The majority of women who end up being victims of domestic violence have confessed that when they go through such situations, they also fear the safety of their pets. But a woman that had undergone such violence took the courage to look for a solution so that other women will never have to undergo the pain as she did.
So when her boyfriend was beating her one day, her dog happened to be entering the room. The dog named J. Matthew, of the Great Dane breed went ahead and covered her by laying on top of her with her 110 pounds of weight. The boyfriend got a hammer and hit him seriously then dragged him to a busy road junction and left him there to die.

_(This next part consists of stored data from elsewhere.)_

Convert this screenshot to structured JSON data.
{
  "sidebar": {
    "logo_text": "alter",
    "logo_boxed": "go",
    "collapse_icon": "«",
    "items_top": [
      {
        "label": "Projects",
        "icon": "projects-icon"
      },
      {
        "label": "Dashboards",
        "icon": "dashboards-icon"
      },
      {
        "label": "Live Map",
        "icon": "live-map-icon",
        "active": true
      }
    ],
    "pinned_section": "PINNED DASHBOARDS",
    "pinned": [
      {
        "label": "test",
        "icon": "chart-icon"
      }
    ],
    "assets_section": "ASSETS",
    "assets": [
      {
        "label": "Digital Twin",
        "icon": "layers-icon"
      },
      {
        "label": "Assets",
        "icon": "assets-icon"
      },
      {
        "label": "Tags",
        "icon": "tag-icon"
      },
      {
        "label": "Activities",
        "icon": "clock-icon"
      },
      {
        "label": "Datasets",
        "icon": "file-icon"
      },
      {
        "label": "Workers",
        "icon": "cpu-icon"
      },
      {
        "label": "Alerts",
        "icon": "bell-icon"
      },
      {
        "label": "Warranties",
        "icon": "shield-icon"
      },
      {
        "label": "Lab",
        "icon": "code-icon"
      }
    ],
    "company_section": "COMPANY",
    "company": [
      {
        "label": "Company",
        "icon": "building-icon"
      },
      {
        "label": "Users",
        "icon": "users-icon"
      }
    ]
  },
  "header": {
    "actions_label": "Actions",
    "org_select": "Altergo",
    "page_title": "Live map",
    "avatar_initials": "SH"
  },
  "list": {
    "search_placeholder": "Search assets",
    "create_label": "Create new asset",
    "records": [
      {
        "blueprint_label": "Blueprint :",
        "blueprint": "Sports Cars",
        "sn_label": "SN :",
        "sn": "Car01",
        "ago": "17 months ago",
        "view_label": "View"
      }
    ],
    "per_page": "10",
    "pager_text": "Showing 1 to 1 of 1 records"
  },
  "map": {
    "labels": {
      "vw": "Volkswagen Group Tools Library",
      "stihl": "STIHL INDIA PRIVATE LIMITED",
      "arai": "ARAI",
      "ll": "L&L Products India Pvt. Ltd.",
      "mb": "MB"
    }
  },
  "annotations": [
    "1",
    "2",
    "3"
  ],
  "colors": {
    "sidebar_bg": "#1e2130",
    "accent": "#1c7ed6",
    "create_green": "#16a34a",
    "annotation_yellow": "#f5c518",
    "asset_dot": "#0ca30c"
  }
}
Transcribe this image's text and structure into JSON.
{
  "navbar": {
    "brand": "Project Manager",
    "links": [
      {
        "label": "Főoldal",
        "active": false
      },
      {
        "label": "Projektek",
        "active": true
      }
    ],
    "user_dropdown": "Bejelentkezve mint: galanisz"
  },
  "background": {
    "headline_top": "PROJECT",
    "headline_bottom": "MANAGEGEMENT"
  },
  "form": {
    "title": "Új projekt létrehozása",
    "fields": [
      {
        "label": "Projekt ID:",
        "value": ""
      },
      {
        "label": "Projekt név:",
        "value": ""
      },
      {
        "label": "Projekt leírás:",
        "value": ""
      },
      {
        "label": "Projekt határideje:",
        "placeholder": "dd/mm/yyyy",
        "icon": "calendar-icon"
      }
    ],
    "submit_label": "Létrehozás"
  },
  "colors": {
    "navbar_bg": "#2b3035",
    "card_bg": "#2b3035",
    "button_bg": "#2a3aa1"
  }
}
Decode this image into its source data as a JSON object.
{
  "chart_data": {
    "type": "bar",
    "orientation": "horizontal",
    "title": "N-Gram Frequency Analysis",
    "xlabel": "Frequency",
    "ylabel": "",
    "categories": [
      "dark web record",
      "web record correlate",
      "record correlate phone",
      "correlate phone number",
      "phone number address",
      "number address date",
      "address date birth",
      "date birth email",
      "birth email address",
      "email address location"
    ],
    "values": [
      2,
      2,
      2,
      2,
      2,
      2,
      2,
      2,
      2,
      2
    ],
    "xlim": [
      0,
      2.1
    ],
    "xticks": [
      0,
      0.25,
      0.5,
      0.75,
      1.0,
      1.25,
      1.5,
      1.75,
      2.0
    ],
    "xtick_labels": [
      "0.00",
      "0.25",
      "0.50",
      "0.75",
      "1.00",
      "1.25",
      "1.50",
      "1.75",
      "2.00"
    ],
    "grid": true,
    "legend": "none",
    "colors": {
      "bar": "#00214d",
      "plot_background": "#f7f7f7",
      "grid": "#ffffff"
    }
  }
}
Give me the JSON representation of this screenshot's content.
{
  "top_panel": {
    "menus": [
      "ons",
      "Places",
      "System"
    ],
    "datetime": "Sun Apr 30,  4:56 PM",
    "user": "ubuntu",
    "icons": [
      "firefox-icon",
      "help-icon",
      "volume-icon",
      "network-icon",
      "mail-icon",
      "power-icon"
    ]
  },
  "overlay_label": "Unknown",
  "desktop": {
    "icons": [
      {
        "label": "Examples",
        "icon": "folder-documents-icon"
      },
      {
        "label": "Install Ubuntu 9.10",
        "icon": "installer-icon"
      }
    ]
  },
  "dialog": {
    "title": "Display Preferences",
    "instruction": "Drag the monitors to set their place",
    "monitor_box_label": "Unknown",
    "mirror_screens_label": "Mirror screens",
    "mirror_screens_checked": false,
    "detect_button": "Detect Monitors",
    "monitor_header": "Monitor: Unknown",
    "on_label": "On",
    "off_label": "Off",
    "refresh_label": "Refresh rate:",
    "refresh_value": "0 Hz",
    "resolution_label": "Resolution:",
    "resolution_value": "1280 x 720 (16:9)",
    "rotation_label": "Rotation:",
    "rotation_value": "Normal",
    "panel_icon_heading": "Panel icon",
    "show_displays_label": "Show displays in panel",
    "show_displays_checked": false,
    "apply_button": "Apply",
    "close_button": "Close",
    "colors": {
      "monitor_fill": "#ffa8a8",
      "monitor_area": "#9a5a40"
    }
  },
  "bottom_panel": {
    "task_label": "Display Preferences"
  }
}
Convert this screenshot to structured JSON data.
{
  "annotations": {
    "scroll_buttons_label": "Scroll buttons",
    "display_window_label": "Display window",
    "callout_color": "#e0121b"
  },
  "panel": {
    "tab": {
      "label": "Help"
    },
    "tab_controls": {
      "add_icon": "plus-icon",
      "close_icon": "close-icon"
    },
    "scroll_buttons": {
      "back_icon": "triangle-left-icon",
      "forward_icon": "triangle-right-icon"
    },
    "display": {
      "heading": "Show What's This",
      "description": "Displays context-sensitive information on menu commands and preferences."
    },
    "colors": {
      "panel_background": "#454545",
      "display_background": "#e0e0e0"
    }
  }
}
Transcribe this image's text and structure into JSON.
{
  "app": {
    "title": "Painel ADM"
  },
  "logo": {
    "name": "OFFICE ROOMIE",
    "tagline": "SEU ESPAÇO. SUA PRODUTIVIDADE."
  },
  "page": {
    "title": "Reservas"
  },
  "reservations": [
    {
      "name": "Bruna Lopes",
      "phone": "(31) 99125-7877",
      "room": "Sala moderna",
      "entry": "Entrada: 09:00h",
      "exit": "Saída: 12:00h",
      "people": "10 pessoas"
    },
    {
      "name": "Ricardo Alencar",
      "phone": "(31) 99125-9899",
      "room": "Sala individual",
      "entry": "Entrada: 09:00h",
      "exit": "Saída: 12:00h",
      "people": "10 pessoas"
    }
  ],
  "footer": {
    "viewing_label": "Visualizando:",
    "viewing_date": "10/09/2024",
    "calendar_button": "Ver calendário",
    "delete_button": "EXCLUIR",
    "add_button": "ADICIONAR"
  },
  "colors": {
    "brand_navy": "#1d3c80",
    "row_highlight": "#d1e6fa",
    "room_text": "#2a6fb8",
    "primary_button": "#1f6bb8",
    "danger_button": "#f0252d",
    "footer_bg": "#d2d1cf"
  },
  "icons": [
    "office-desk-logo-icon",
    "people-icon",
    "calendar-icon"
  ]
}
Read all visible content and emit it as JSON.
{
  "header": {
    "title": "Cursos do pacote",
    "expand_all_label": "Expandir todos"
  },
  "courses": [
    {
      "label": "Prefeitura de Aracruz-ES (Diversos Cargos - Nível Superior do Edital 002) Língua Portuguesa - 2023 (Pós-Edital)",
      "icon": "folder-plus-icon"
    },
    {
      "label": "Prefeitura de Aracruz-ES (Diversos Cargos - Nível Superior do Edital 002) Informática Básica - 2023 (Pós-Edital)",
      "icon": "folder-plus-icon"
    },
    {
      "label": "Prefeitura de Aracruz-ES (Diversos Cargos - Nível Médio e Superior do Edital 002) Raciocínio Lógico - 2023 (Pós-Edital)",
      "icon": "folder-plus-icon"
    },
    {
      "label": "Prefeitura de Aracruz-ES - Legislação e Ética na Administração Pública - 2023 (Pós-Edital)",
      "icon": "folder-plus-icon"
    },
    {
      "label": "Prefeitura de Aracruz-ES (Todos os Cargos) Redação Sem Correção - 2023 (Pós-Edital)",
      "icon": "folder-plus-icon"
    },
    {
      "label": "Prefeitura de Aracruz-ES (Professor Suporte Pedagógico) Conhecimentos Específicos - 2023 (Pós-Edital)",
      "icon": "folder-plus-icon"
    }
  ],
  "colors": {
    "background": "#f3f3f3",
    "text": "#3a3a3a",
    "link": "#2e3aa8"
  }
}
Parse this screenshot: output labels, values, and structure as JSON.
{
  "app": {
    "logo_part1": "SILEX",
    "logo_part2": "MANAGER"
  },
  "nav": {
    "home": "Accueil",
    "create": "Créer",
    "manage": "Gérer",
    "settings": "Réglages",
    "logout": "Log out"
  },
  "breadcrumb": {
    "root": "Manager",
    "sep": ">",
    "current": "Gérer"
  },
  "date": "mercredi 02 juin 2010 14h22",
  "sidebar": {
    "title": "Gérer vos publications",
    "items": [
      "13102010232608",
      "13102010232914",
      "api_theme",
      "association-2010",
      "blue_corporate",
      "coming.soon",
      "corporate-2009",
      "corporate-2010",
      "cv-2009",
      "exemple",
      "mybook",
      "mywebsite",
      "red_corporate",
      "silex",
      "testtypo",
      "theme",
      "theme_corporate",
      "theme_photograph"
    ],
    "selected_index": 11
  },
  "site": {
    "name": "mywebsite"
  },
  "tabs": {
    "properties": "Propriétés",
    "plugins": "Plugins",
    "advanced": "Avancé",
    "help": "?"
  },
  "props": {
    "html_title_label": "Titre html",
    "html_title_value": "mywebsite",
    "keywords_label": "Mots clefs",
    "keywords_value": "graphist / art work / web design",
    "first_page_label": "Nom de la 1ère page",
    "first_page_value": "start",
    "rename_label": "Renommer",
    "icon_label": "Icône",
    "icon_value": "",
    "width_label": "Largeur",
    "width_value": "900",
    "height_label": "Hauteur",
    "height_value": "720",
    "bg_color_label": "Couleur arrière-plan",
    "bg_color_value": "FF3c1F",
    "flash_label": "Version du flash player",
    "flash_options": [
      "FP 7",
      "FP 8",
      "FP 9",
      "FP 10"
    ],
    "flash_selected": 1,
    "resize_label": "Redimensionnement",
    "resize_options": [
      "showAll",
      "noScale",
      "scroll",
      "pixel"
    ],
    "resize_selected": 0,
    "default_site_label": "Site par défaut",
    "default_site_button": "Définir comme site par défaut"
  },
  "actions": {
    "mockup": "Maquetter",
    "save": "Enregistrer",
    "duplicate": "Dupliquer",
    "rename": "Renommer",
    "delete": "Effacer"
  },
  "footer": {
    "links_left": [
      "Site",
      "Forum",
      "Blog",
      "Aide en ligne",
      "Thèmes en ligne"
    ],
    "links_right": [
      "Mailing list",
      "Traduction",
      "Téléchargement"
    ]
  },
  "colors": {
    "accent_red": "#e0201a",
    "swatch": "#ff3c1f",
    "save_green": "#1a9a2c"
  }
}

This gave the attacked woman time to run away, and the police were able to accommodate her at a woman’s shelter known as the Rose Brooks Center.
Even though the hammer blows fractured his bones, J. Matthew survived. But since the shelter where the woman was living never allowed pets, she vowed never to leave her dog that received the hammer blows that were meant for her.
She explained her sad story to the shelter officials who in return did the unexpected. They abolished the rule that never allowed dogs to the shelter, which made it possible for J. Matthews to live at the shelter. And by 2012, Rose Brooks Center, was the first shelter to allow pets to live inside. The shelter build a kennel specifically for J. Matthew.
With the policy set as a law, many women preferred to leave their violent husbands and went to live in the shelter in peace.